Marzouki reprimanded for doubting Tunisia vote integrity
Tunisia’s incumbent President Moncef Marzouki says he has ‘no problem with the other side winning’ but has problem ‘if they win through fraud’
Tunisia’s incumbent President Moncef Marzouki was reprimanded by the electoral commission on Thursday for saying the only way he could lose this month’s run-off vote would be through fraud.
Marzouki came second to Beji Caid Essebsi in the first round of polling last month, and will face him again on December 21.
“I have no problem with the other side winning, but I have a problem if they win through fraud,” he said in remarks in Tunis on Tuesday.
“May everyone be a soldier against fraud,” he added before later saying on the radio: “Without fraud, they won’t beat me.”
The electoral commission called on both men Thursday to “respect the principles of the campaign,” saying it had sent “a warning to the candidate who had called into question the integrity of the election.”
Commission chairman Chafik Sarsar said he was disturbed by the “irresponsible declarations.”
On Wednesday, Essebsi’s Nidaa Tounes party called Marzouki’s remarks a “threat to social peace and incitement to... chaos.”
In the first round Essebsi took 39.46 percent of votes cast among 27 candidates and Marzouki 33.43 percent.
The election in the North African nation is the first time its people have been able to vote freely for their head of state since independence from France in 1956.

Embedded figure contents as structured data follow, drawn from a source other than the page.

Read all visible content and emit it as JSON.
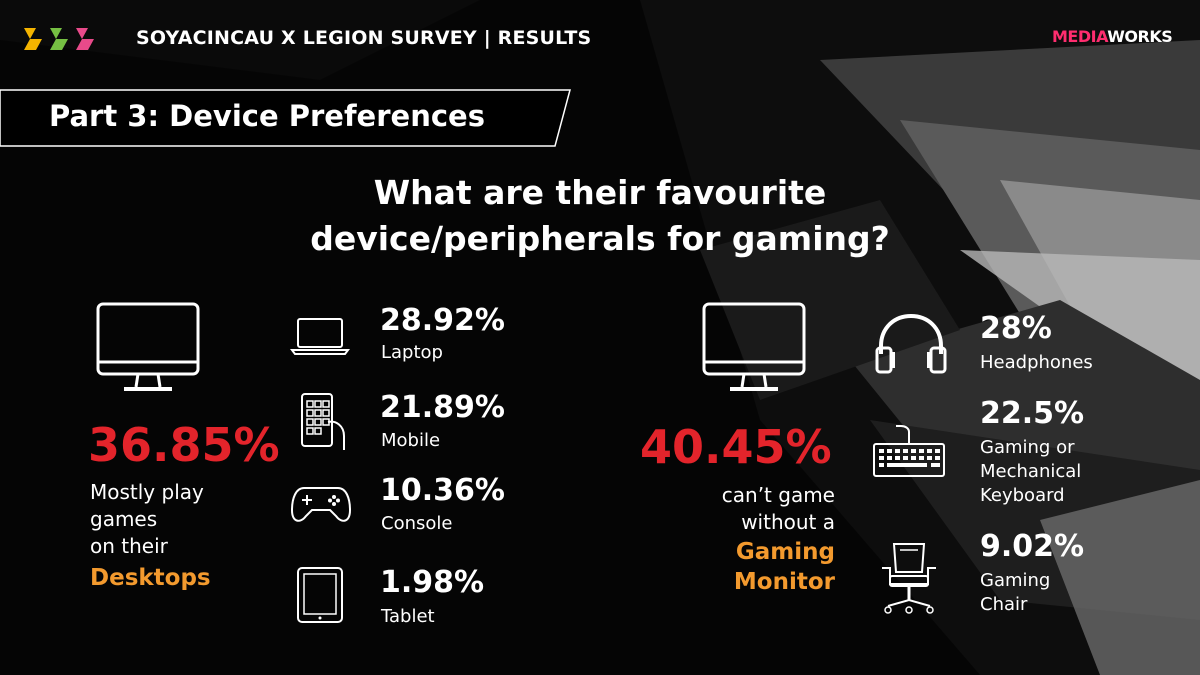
{
  "header": {
    "title": "SOYACINCAU X LEGION SURVEY | RESULTS",
    "brand": {
      "part1": "MEDIA",
      "part2": "WORKS"
    },
    "logo_colors": [
      "#f4b400",
      "#76c043",
      "#e84a8a"
    ]
  },
  "section": {
    "title": "Part 3: Device Preferences"
  },
  "question": {
    "line1": "What are their favourite",
    "line2": "device/peripherals for gaming?"
  },
  "left": {
    "headline_value": "36.85%",
    "desc_line1": "Mostly play",
    "desc_line2": "games",
    "desc_line3": "on their",
    "highlight": "Desktops",
    "items": [
      {
        "value": "28.92%",
        "label": "Laptop",
        "icon": "laptop-icon"
      },
      {
        "value": "21.89%",
        "label": "Mobile",
        "icon": "mobile-icon"
      },
      {
        "value": "10.36%",
        "label": "Console",
        "icon": "gamepad-icon"
      },
      {
        "value": "1.98%",
        "label": "Tablet",
        "icon": "tablet-icon"
      }
    ]
  },
  "right": {
    "headline_value": "40.45%",
    "desc_line1": "can’t game",
    "desc_line2": "without a",
    "highlight_line1": "Gaming",
    "highlight_line2": "Monitor",
    "items": [
      {
        "value": "28%",
        "label_line1": "Headphones",
        "icon": "headphones-icon"
      },
      {
        "value": "22.5%",
        "label_line1": "Gaming or",
        "label_line2": "Mechanical",
        "label_line3": "Keyboard",
        "icon": "keyboard-icon"
      },
      {
        "value": "9.02%",
        "label_line1": "Gaming",
        "label_line2": "Chair",
        "icon": "chair-icon"
      }
    ]
  },
  "colors": {
    "red": "#e3242b",
    "orange": "#f39a2e",
    "pink": "#ff2d6f"
  }
}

The ouster in 2011 of longtime strongman Zine El Abidine Ben Ali set off a chain of revolts that saw several Arab dictators toppled by citizens demanding democratic reform.
The country’s leaders pride themselves on the fact that Tunisia has been largely spared the bloodshed that has hit other Arab Spring states such as Egypt, Libya and Yemen.
But it faces significant challenges, including a jihadist threat, a weak economy and social unrest.
Marzouki, 69, was exiled during Ben Ali’s rule and was elected president at the end of 2011 by an interim assembly under a coalition deal with the then-ruling Islamist party Ennahda.
Essebsi, 88, held key positions under Habib Bourguiba, the father of Tunisia’s independence, and Ben Ali.
Marzouki’s camp has portrayed him as the last line of defense against a return to the autocratic ways of the old regime, while Essebsi derides the incumbent as an Islamist pawn.